1 Baxter Laboratory for Stem Cell Biology, Department of Microbiology and Immunology, Institute for Stem Cell Biology and Regenerative Medicine, Stanford University School of Medicine, Stanford, CA 94305, USA

2 Department of Medicine, Cancer Biology Program, Stanford University School of Medicine, Stanford, CA 94305, USA

3 BioX Program, James H. Clark Center for Biomedical Engineering and Science, Stanford University, CA 94305, USA

Received 18 May 2010;  revised 18 September 2010;  accepted 2 November 2010.  Published online: December 9, 2010.  Available online 9 December 2010.

Summary

In Duchenne muscular dystrophy (DMD), dystrophin mutation leads to progressive lethal skeletal muscle degeneration.
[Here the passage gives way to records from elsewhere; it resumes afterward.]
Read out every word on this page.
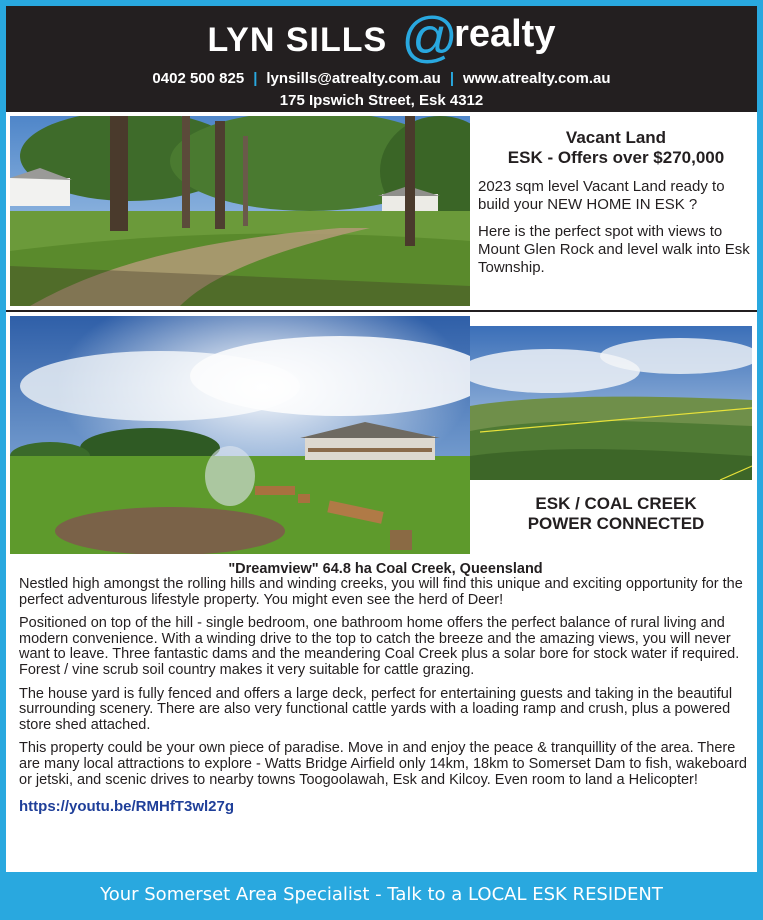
LYN SILLS @realty
0402 500 825 | lynsills@atrealty.com.au | www.atrealty.com.au
175 Ipswich Street, Esk 4312
Vacant Land
ESK - Offers over $270,000

2023 sqm level Vacant Land ready to build your NEW HOME IN ESK ?

Here is the perfect spot with views to Mount Glen Rock and level walk into Esk Township.

ESK / COAL CREEK
POWER CONNECTED
"Dreamview" 64.8 ha Coal Creek, Queensland

Nestled high amongst the rolling hills and winding creeks, you will find this unique and exciting opportunity for the perfect adventurous lifestyle property. You might even see the herd of Deer!

Positioned on top of the hill - single bedroom, one bathroom home offers the perfect balance of rural living and modern convenience. With a winding drive to the top to catch the breeze and the amazing views, you will never want to leave. Three fantastic dams and the meandering Coal Creek plus a solar bore for stock water if required. Forest / vine scrub soil country makes it very suitable for cattle grazing.

The house yard is fully fenced and offers a large deck, perfect for entertaining guests and taking in the beautiful surrounding scenery. There are also very functional cattle yards with a loading ramp and crush, plus a powered store shed attached.

This property could be your own piece of paradise. Move in and enjoy the peace & tranquillity of the area. There are many local attractions to explore - Watts Bridge Airfield only 14km, 18km to Somerset Dam to fish, wakeboard or jetski, and scenic drives to nearby towns Toogoolawah, Esk and Kilcoy. Even room to land a Helicopter!

https://youtu.be/RMHfT3wl27g
Your Somerset Area Specialist - Talk to a LOCAL ESK RESIDENT
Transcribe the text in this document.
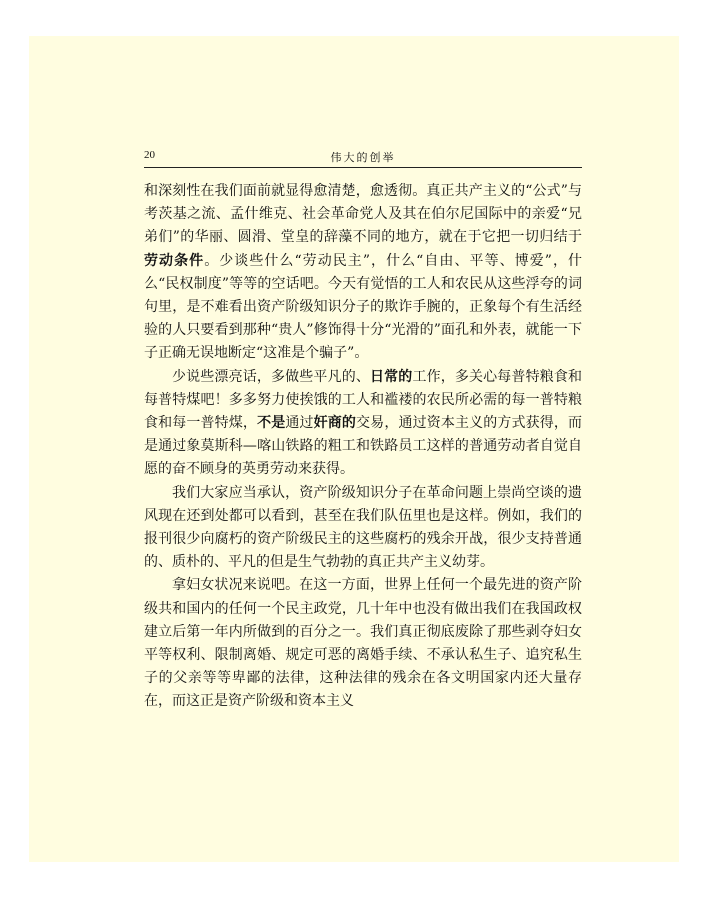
20	伟大的创举

和深刻性在我们面前就显得愈清楚，愈透彻。真正共产主义的“公式”与考茨基之流、孟什维克、社会革命党人及其在伯尔尼国际中的亲爱“兄弟们”的华丽、圆滑、堂皇的辞藻不同的地方，就在于它把一切归结于劳动条件。少谈些什么“劳动民主”，什么“自由、平等、博爱”，什么“民权制度”等等的空话吧。今天有觉悟的工人和农民从这些浮夸的词句里，是不难看出资产阶级知识分子的欺诈手腕的，正象每个有生活经验的人只要看到那种“贵人”修饰得十分“光滑的”面孔和外表，就能一下子正确无误地断定“这准是个骗子”。

少说些漂亮话，多做些平凡的、日常的工作，多关心每普特粮食和每普特煤吧！多多努力使挨饿的工人和褴褛的农民所必需的每一普特粮食和每一普特煤，不是通过奸商的交易，通过资本主义的方式获得，而是通过象莫斯科—喀山铁路的粗工和铁路员工这样的普通劳动者自觉自愿的奋不顾身的英勇劳动来获得。

我们大家应当承认，资产阶级知识分子在革命问题上崇尚空谈的遗风现在还到处都可以看到，甚至在我们队伍里也是这样。例如，我们的报刊很少向腐朽的资产阶级民主的这些腐朽的残余开战，很少支持普通的、质朴的、平凡的但是生气勃勃的真正共产主义幼芽。

拿妇女状况来说吧。在这一方面，世界上任何一个最先进的资产阶级共和国内的任何一个民主政党，几十年中也没有做出我们在我国政权建立后第一年内所做到的百分之一。我们真正彻底废除了那些剥夺妇女平等权利、限制离婚、规定可恶的离婚手续、不承认私生子、追究私生子的父亲等等卑鄙的法律，这种法律的残余在各文明国家内还大量存在，而这正是资产阶级和资本主义
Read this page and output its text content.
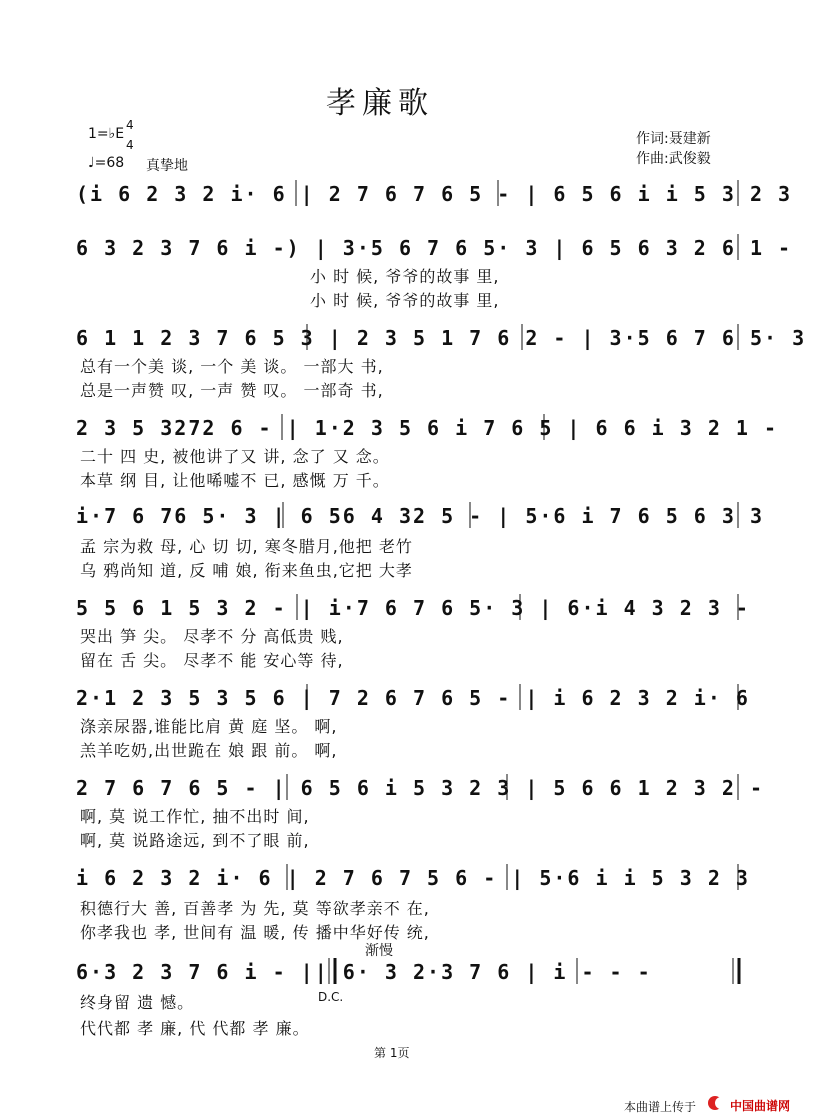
孝廉歌
1=♭E
4
4
♩=68 真挚地
作词:聂建新
作曲:武俊毅
(i 6 2 3 2 i· 6 | 2 7 6 7 6 5 - | 6 5 6 i i 5 3 2 3
6 3 2 3 7 6 i -) | 3·5 6 7 6 5· 3 | 6 5 6 3 2 6 1 -
小 时 候, 爷爷的故事 里,
小 时 候, 爷爷的故事 里,
6 1 1 2 3 7 6 5 3 | 2 3 5 1 7 6 2 - | 3·5 6 7 6 5· 3
总有一个美 谈, 一个 美 谈。 一部大 书,
总是一声赞 叹, 一声 赞 叹。 一部奇 书,
2 3 5 3272 6 - | 1·2 3 5 6 i 7 6 5 | 6 6 i 3 2 1 -
二十 四 史, 被他讲了又 讲, 念了 又 念。
本草 纲 目, 让他唏嘘不 已, 感慨 万 千。
i·7 6 76 5· 3 | 6 56 4 32 5 - | 5·6 i 7 6 5 6 3 3
孟 宗为救 母, 心 切 切, 寒冬腊月,他把 老竹
乌 鸦尚知 道, 反 哺 娘, 衔来鱼虫,它把 大孝
5 5 6 1 5 3 2 - | i·7 6 7 6 5· 3 | 6·i 4 3 2 3 -
哭出 笋 尖。 尽孝不 分 高低贵 贱,
留在 舌 尖。 尽孝不 能 安心等 待,
2·1 2 3 5 3 5 6 | 7 2 6 7 6 5 - | i 6 2 3 2 i· 6
涤亲尿器,谁能比肩 黄 庭 坚。 啊,
羔羊吃奶,出世跪在 娘 跟 前。 啊,
2 7 6 7 6 5 - | 6 5 6 i 5 3 2 3 | 5 6 6 1 2 3 2 -
啊, 莫 说工作忙, 抽不出时 间,
啊, 莫 说路途远, 到不了眼 前,
i 6 2 3 2 i· 6 | 2 7 6 7 5 6 - | 5·6 i i 5 3 2 3
积德行大 善, 百善孝 为 先, 莫 等欲孝亲不 在,
你孝我也 孝, 世间有 温 暖, 传 播中华好传 统,
渐慢
6·3 2 3 7 6 i - || 6· 3 2·3 7 6 | i - - -
D.C.
终身留 遗 憾。
代代都 孝 廉, 代 代都 孝 廉。
第 1页
本曲谱上传于	中国曲谱网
For unknown reasons, dystrophin deficiency does not recapitulate DMD in mice (mdx), which have mild skeletal muscle defects and potent regenerative capacity. We postulated that human DMD progression is a consequence of loss of functional muscle stem cells (MuSC), and the mild mouse mdx phenotype results from greater MuSC reserve fueled by longer telomeres. We report that mdx mice lacking the RNA component of telomerase (mdx/mTR) have shortened telomeres in muscle cells and severe muscular dystrophy that progressively worsens with age. Muscle wasting severity parallels a decline in MuSC regenerative capacity and is ameliorated histologically by transplantation of wild-type MuSC. These data show that DMD progression results, in part, from a cell-autonomous failure of MuSC to maintain the damage-repair cycle initiated by dystrophin deficiency. The essential role of MuSC function has therapeutic implications for DMD.